Williams-Goss, who considered turning pro last year after his freshman season, was noncommittal when asked if he’ll be back next season. Andrews, who plans to graduate this summer and had not made it clear if he would considering transferring for his senior year, said it’s “definitely my goal” to remain with the Huskies.
Andrews’ continued his torrid scoring down the stretch by recording a game-high 22 points on 9-for-18 shooting, including 4-for-9 from beyond the arc. Williams-Goss added 16 points, seven assists and six rebounds.
Wiliams-Goss was guarded tenaciously by Anthony Brown, who buried four shots from 3-point range and scored 16 points. Brown, however, somehow managed to blow a breakaway dunk with four minutes left. Williams-Goss and Andrews followed with back-to-back 3-pointers to give Washington momentum and a 69-63 lead, and it looked like the Huskies would get a chance to knock off 17th-ranked Utah for the second time in five days in Thursday’s second round of tournament play.

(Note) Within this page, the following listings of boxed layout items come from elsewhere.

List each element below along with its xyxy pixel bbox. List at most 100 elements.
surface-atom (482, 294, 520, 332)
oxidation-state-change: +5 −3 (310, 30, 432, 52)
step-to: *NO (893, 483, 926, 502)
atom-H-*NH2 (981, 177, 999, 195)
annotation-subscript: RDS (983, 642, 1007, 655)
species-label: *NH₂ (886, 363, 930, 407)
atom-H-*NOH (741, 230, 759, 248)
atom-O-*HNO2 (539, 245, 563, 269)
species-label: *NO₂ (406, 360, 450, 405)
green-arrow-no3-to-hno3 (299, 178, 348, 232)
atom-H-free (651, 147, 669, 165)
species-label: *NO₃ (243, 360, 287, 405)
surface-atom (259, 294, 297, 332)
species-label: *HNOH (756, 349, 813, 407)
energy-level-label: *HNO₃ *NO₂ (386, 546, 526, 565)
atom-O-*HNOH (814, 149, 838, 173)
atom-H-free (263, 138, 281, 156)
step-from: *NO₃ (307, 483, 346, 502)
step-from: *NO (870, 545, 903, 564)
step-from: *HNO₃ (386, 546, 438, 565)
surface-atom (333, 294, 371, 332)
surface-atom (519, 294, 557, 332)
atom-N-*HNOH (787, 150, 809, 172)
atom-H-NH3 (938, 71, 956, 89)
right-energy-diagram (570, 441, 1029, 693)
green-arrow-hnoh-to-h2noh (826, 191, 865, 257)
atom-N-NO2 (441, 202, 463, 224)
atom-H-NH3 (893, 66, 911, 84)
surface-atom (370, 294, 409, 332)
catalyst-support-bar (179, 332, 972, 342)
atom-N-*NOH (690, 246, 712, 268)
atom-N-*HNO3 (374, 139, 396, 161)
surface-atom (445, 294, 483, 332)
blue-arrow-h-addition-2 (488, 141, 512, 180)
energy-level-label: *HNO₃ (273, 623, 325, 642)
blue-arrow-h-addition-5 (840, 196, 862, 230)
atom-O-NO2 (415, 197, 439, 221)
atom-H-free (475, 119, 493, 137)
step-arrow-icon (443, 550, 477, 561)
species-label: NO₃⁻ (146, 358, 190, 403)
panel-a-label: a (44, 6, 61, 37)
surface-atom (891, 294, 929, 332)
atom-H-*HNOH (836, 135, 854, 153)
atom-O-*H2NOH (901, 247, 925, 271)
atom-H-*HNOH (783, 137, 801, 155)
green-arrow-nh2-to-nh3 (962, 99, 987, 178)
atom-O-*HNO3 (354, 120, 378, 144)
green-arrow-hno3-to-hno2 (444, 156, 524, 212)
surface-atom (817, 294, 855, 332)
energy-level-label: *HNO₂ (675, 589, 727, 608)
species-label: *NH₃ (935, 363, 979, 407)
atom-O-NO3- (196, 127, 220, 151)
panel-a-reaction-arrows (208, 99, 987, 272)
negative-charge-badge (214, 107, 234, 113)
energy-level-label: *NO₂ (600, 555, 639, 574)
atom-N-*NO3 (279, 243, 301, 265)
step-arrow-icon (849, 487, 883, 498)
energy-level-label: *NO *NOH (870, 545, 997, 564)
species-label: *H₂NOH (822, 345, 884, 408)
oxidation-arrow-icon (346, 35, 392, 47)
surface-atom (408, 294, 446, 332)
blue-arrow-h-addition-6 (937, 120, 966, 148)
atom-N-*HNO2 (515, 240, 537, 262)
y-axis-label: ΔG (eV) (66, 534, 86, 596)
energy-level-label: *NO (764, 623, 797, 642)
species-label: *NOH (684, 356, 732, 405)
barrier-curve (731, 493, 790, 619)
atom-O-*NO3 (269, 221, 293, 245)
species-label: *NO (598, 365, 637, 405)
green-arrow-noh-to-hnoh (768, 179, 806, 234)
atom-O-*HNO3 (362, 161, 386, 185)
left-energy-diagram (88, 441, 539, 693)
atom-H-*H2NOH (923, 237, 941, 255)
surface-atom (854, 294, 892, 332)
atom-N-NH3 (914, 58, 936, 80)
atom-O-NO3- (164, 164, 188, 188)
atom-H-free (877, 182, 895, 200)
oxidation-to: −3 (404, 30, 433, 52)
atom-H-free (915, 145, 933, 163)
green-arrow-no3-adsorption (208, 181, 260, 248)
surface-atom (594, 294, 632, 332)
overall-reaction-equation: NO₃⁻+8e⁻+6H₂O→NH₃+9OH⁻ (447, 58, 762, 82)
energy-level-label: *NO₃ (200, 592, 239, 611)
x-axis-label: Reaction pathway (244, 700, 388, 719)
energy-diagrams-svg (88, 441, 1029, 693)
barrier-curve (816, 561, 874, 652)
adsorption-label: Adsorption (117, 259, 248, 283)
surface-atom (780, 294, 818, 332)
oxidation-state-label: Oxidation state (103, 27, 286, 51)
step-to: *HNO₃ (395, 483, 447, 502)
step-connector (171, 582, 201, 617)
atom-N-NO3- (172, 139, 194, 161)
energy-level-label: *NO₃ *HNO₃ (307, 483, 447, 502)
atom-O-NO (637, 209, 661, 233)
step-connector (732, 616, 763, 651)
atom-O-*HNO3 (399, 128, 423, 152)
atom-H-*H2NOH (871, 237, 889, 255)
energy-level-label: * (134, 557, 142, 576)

It was not to be. Romar would never admit it, but he could not be surprised after watching his team slip from 11-0 and ranked 13th in the nation to finishing (barring a post-season invitation) 16-15 and coming in 11th in the Pac-12. Of course, injuries to Washington’s front line, plus the dismissal of shot-blocking phenom Robert Upshaw, figured prominently in the collapse.

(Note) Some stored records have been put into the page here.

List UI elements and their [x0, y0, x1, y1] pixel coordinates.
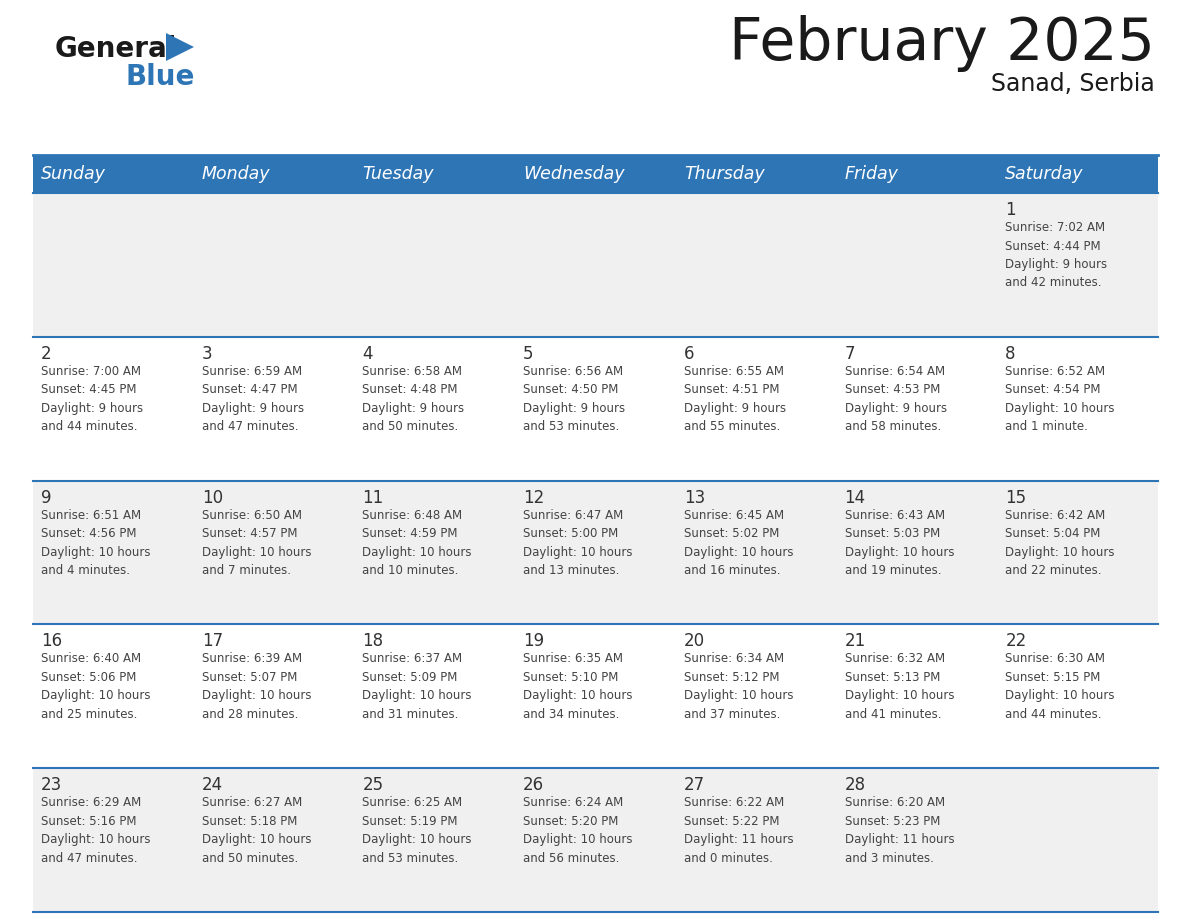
- Text: Saturday: Saturday: [1005, 165, 1083, 183]
- Text: 4: 4: [362, 345, 373, 363]
- Polygon shape: [166, 33, 194, 61]
- Text: 5: 5: [523, 345, 533, 363]
- Text: 17: 17: [202, 633, 223, 650]
- Text: Sunrise: 6:51 AM
Sunset: 4:56 PM
Daylight: 10 hours
and 4 minutes.: Sunrise: 6:51 AM Sunset: 4:56 PM Dayligh…: [42, 509, 151, 577]
- Text: 9: 9: [42, 488, 51, 507]
- Text: Sunrise: 6:58 AM
Sunset: 4:48 PM
Daylight: 9 hours
and 50 minutes.: Sunrise: 6:58 AM Sunset: 4:48 PM Dayligh…: [362, 364, 465, 433]
- Text: 26: 26: [523, 777, 544, 794]
- Text: Tuesday: Tuesday: [362, 165, 434, 183]
- Text: 18: 18: [362, 633, 384, 650]
- Text: Sunrise: 6:42 AM
Sunset: 5:04 PM
Daylight: 10 hours
and 22 minutes.: Sunrise: 6:42 AM Sunset: 5:04 PM Dayligh…: [1005, 509, 1114, 577]
- Text: 6: 6: [684, 345, 694, 363]
- Text: 24: 24: [202, 777, 223, 794]
- Text: 27: 27: [684, 777, 704, 794]
- Text: Sunrise: 6:55 AM
Sunset: 4:51 PM
Daylight: 9 hours
and 55 minutes.: Sunrise: 6:55 AM Sunset: 4:51 PM Dayligh…: [684, 364, 786, 433]
- Text: Wednesday: Wednesday: [523, 165, 625, 183]
- Text: 22: 22: [1005, 633, 1026, 650]
- Text: Sunrise: 6:29 AM
Sunset: 5:16 PM
Daylight: 10 hours
and 47 minutes.: Sunrise: 6:29 AM Sunset: 5:16 PM Dayligh…: [42, 796, 151, 865]
- Text: Sunrise: 6:35 AM
Sunset: 5:10 PM
Daylight: 10 hours
and 34 minutes.: Sunrise: 6:35 AM Sunset: 5:10 PM Dayligh…: [523, 653, 633, 721]
- Text: Sunrise: 6:37 AM
Sunset: 5:09 PM
Daylight: 10 hours
and 31 minutes.: Sunrise: 6:37 AM Sunset: 5:09 PM Dayligh…: [362, 653, 472, 721]
- Text: 25: 25: [362, 777, 384, 794]
- Text: Sunrise: 6:43 AM
Sunset: 5:03 PM
Daylight: 10 hours
and 19 minutes.: Sunrise: 6:43 AM Sunset: 5:03 PM Dayligh…: [845, 509, 954, 577]
- Text: Sunrise: 6:56 AM
Sunset: 4:50 PM
Daylight: 9 hours
and 53 minutes.: Sunrise: 6:56 AM Sunset: 4:50 PM Dayligh…: [523, 364, 625, 433]
- Text: 14: 14: [845, 488, 866, 507]
- Text: General: General: [55, 35, 177, 63]
- Text: Sunrise: 6:45 AM
Sunset: 5:02 PM
Daylight: 10 hours
and 16 minutes.: Sunrise: 6:45 AM Sunset: 5:02 PM Dayligh…: [684, 509, 794, 577]
- Text: Sunrise: 6:25 AM
Sunset: 5:19 PM
Daylight: 10 hours
and 53 minutes.: Sunrise: 6:25 AM Sunset: 5:19 PM Dayligh…: [362, 796, 472, 865]
- Text: 2: 2: [42, 345, 51, 363]
- FancyBboxPatch shape: [33, 155, 1158, 193]
- Text: Sunrise: 6:39 AM
Sunset: 5:07 PM
Daylight: 10 hours
and 28 minutes.: Sunrise: 6:39 AM Sunset: 5:07 PM Dayligh…: [202, 653, 311, 721]
- Text: February 2025: February 2025: [729, 15, 1155, 72]
- Text: 16: 16: [42, 633, 62, 650]
- FancyBboxPatch shape: [33, 337, 1158, 481]
- Text: Sunrise: 6:32 AM
Sunset: 5:13 PM
Daylight: 10 hours
and 41 minutes.: Sunrise: 6:32 AM Sunset: 5:13 PM Dayligh…: [845, 653, 954, 721]
- Text: 19: 19: [523, 633, 544, 650]
- Text: Sunrise: 6:20 AM
Sunset: 5:23 PM
Daylight: 11 hours
and 3 minutes.: Sunrise: 6:20 AM Sunset: 5:23 PM Dayligh…: [845, 796, 954, 865]
- FancyBboxPatch shape: [33, 624, 1158, 768]
- Text: Sunrise: 6:27 AM
Sunset: 5:18 PM
Daylight: 10 hours
and 50 minutes.: Sunrise: 6:27 AM Sunset: 5:18 PM Dayligh…: [202, 796, 311, 865]
- Text: 20: 20: [684, 633, 704, 650]
- Text: Sunrise: 6:30 AM
Sunset: 5:15 PM
Daylight: 10 hours
and 44 minutes.: Sunrise: 6:30 AM Sunset: 5:15 PM Dayligh…: [1005, 653, 1114, 721]
- Text: 1: 1: [1005, 201, 1016, 219]
- Text: Sanad, Serbia: Sanad, Serbia: [991, 72, 1155, 96]
- FancyBboxPatch shape: [33, 768, 1158, 912]
- Text: Sunrise: 6:47 AM
Sunset: 5:00 PM
Daylight: 10 hours
and 13 minutes.: Sunrise: 6:47 AM Sunset: 5:00 PM Dayligh…: [523, 509, 633, 577]
- Text: 15: 15: [1005, 488, 1026, 507]
- Text: Sunrise: 6:34 AM
Sunset: 5:12 PM
Daylight: 10 hours
and 37 minutes.: Sunrise: 6:34 AM Sunset: 5:12 PM Dayligh…: [684, 653, 794, 721]
- Text: 21: 21: [845, 633, 866, 650]
- Text: 7: 7: [845, 345, 855, 363]
- Text: Friday: Friday: [845, 165, 898, 183]
- Text: Sunrise: 6:54 AM
Sunset: 4:53 PM
Daylight: 9 hours
and 58 minutes.: Sunrise: 6:54 AM Sunset: 4:53 PM Dayligh…: [845, 364, 947, 433]
- Text: Blue: Blue: [125, 63, 195, 91]
- Text: 28: 28: [845, 777, 866, 794]
- Text: 11: 11: [362, 488, 384, 507]
- Text: Monday: Monday: [202, 165, 270, 183]
- Text: Thursday: Thursday: [684, 165, 765, 183]
- FancyBboxPatch shape: [33, 193, 1158, 337]
- Text: Sunrise: 7:02 AM
Sunset: 4:44 PM
Daylight: 9 hours
and 42 minutes.: Sunrise: 7:02 AM Sunset: 4:44 PM Dayligh…: [1005, 221, 1107, 289]
- Text: Sunrise: 7:00 AM
Sunset: 4:45 PM
Daylight: 9 hours
and 44 minutes.: Sunrise: 7:00 AM Sunset: 4:45 PM Dayligh…: [42, 364, 143, 433]
- Text: Sunrise: 6:40 AM
Sunset: 5:06 PM
Daylight: 10 hours
and 25 minutes.: Sunrise: 6:40 AM Sunset: 5:06 PM Dayligh…: [42, 653, 151, 721]
- Text: 23: 23: [42, 777, 62, 794]
- Text: Sunrise: 6:50 AM
Sunset: 4:57 PM
Daylight: 10 hours
and 7 minutes.: Sunrise: 6:50 AM Sunset: 4:57 PM Dayligh…: [202, 509, 311, 577]
- Text: Sunrise: 6:22 AM
Sunset: 5:22 PM
Daylight: 11 hours
and 0 minutes.: Sunrise: 6:22 AM Sunset: 5:22 PM Dayligh…: [684, 796, 794, 865]
- Text: Sunrise: 6:52 AM
Sunset: 4:54 PM
Daylight: 10 hours
and 1 minute.: Sunrise: 6:52 AM Sunset: 4:54 PM Dayligh…: [1005, 364, 1114, 433]
- Text: 13: 13: [684, 488, 706, 507]
- Text: 3: 3: [202, 345, 213, 363]
- FancyBboxPatch shape: [33, 481, 1158, 624]
- Text: Sunrise: 6:59 AM
Sunset: 4:47 PM
Daylight: 9 hours
and 47 minutes.: Sunrise: 6:59 AM Sunset: 4:47 PM Dayligh…: [202, 364, 304, 433]
- Text: 8: 8: [1005, 345, 1016, 363]
- Text: 10: 10: [202, 488, 223, 507]
- Text: Sunday: Sunday: [42, 165, 106, 183]
- Text: Sunrise: 6:48 AM
Sunset: 4:59 PM
Daylight: 10 hours
and 10 minutes.: Sunrise: 6:48 AM Sunset: 4:59 PM Dayligh…: [362, 509, 472, 577]
- Text: 12: 12: [523, 488, 544, 507]
- Text: Sunrise: 6:24 AM
Sunset: 5:20 PM
Daylight: 10 hours
and 56 minutes.: Sunrise: 6:24 AM Sunset: 5:20 PM Dayligh…: [523, 796, 633, 865]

“What happened here (losing so many big men), I don’t know if any team in the world would have enough in the history of basketball,” Romar said.
Even in the wake of a stunningly bitter defeat, Romar took a moment to reflect on a memorable basketball game, and a memorable effort by his team.
“It was a heck of a ball game,” he said. “I really, really feel for our players.
“Our guys fought. Our guys played together. We came up short. You hate to see it when someone puts forth like that and came up on the short end.”